Jesus not only was this life-giving presence back then, but is that now with us as we gather together. The reason why we rehearse these reading and retell them to one another, is that by doing so, by turning our attention to them, by turning them over in our minds, by incorporating them into our prayers, we can experience in them, right here and now, some of the very light, healing, and liberation Jesus spoke of. Jesus, in this way, is present to us, in sacred scripture, in holy conversation, and in spiritual practice, much like he was on the rolling hills of Galilee. It requires of us some belief, some commitment, some expectation that Jesus can find us where we are. None of this is all that different from the prisoners, the lepers, or the sick, or the blind, who in the first century needed the same kind of faith that Jesus could find them and help them.

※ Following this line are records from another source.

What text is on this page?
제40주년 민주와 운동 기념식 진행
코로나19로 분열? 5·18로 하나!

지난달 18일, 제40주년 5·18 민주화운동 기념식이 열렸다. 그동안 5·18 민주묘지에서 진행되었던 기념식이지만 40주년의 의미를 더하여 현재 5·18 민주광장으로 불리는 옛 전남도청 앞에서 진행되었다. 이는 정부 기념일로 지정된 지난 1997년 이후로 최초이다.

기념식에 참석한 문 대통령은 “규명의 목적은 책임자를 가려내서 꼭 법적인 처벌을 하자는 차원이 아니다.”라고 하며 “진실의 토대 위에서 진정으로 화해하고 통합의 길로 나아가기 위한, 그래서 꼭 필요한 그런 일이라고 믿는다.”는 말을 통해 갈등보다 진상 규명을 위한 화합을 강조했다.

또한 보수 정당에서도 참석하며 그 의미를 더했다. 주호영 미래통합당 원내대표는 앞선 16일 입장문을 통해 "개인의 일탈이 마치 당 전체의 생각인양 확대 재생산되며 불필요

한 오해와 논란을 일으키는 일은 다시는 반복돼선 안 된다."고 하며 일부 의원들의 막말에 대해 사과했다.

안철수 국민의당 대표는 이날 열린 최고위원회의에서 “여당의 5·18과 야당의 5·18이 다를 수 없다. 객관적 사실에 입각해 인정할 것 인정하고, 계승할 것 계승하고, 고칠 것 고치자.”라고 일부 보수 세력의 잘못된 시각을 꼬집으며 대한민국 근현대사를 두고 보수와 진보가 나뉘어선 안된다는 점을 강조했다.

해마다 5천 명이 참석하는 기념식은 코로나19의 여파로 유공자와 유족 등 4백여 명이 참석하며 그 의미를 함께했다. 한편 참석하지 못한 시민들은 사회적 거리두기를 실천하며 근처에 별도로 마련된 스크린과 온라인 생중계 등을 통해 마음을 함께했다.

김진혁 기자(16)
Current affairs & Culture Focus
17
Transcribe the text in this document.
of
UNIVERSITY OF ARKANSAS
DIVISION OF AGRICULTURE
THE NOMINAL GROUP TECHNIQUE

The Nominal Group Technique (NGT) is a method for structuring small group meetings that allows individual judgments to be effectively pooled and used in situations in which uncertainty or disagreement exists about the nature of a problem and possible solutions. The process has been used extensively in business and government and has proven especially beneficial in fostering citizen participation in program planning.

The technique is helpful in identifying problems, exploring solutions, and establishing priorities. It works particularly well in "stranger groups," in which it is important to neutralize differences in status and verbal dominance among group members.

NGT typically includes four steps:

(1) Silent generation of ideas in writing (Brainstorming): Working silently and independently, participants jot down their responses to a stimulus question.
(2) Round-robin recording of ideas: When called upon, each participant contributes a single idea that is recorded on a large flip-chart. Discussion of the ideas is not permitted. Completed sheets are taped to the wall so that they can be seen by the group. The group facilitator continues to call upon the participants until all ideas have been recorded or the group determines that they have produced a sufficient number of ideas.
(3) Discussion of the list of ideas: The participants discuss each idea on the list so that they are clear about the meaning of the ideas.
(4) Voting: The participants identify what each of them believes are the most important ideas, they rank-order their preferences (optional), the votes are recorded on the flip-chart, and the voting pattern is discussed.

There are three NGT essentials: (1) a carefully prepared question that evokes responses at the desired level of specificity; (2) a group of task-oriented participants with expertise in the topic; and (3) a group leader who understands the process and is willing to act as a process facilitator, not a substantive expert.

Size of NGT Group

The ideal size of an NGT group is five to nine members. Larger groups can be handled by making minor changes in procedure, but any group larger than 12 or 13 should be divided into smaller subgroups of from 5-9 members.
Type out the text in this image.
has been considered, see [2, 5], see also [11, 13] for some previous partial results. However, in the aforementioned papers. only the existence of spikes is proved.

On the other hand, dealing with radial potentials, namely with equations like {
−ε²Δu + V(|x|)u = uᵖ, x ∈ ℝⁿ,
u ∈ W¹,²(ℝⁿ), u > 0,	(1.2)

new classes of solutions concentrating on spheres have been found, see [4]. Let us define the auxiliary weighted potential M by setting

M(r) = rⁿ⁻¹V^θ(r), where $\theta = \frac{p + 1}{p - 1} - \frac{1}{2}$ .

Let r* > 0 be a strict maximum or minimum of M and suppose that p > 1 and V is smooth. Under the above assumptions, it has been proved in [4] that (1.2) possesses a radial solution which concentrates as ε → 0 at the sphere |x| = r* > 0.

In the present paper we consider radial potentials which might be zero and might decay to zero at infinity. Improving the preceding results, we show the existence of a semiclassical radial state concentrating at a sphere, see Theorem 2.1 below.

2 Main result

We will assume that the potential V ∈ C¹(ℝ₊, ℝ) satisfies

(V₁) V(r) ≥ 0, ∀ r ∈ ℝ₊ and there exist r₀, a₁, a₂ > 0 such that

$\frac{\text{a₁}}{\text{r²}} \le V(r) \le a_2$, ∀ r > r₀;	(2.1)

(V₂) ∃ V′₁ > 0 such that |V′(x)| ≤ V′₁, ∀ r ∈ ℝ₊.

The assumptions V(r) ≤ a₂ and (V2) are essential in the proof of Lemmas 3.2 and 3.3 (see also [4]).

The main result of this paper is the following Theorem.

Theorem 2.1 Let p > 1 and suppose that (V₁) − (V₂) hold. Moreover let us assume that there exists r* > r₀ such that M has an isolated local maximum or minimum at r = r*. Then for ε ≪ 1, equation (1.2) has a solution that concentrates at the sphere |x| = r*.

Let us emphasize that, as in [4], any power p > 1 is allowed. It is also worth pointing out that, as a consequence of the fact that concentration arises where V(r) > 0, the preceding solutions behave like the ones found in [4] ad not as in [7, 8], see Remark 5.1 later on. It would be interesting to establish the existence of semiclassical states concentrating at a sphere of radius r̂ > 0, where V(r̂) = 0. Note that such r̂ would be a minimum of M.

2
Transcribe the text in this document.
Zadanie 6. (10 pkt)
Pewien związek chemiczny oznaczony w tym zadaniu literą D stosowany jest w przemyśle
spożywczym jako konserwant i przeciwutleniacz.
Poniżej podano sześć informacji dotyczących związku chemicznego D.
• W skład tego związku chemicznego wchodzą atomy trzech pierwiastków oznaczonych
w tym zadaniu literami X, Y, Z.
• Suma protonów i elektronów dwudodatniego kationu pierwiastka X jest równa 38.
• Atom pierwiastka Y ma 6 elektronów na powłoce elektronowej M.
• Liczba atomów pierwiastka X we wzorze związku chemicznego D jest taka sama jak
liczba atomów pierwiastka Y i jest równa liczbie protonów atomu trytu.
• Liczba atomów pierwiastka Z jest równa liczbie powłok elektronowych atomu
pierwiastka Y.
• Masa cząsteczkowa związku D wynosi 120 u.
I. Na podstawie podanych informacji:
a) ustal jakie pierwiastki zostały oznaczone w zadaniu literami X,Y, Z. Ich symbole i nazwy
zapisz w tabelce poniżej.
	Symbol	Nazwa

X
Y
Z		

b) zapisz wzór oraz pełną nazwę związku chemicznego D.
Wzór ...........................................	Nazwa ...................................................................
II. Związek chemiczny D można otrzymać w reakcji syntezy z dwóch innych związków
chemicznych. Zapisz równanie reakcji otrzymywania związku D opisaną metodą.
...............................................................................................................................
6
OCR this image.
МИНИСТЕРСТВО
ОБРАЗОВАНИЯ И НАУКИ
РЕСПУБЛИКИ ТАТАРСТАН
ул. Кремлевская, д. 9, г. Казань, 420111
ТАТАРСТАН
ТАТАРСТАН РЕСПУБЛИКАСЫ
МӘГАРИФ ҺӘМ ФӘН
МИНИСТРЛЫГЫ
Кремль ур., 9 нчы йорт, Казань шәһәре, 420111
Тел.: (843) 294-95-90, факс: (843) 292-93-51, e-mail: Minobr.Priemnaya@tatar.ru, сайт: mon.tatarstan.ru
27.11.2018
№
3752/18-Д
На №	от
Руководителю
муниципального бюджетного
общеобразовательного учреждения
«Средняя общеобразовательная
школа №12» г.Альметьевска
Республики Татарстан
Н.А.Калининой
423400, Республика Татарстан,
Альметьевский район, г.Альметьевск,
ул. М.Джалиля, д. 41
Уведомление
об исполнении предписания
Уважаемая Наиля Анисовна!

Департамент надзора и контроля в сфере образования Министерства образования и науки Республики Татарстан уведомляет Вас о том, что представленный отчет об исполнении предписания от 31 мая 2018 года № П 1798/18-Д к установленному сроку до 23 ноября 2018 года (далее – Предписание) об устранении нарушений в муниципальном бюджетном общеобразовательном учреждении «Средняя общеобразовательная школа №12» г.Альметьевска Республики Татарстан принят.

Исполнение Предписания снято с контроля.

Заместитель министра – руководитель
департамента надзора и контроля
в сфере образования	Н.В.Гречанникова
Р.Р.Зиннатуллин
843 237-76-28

That Jesus extends his own beloved sonship to us, does not mean that John the Baptist’s message of judgment, repentance, and forgiveness goes away. It is needed as much as ever. It is offered to us each time we are invited to remember our own baptisms and to renew our vows as we are today. When challenged on every side as we have been this week, it is worth calling to mind that our most fundamental commitments don’t change. They endure and give us our bearings even on days when everything else seems unrecognizable. I applaud Brittany and David for committing to raise Eleanor in this faith and giving her something she can always rely on even when other things prove unreliable. I also admire Eleanor’s future church school teachers, acolyte, or youth choir leaders, many of whom today are committing to be there for her when she needs them to be.

As we join them in renewing our own baptismal vows, let us remind ourselves of our own most foundational commitments. While returning to them, look around you (at the many squares on the screen) and be encouraged by how many others share them with you. Listen for the voice from heaven that in its own quiet way is still saying, “You are my Son, the Beloved, with you I am well pleased.” And thank Jesus for including you in that belovedness because it has the power to renew us, even in times like we are living through now.

As we baptize Eleanor, we do so with the full conviction that this baptism is her incorporation into Jesus’ beloved sonship that yields a worthiness deep in her soul that never goes away. May all our actions as a parish community now and in future years, underscore that so she can always lean into that love whenever she is called to change and grow.

Father, may your Spirit of love come down upon us like a dove and empower us to repent, be forgiven, and grow, but most of all, may it give us an unshakable confidence in your love for us and for all those you’ve called us to serve. Amen.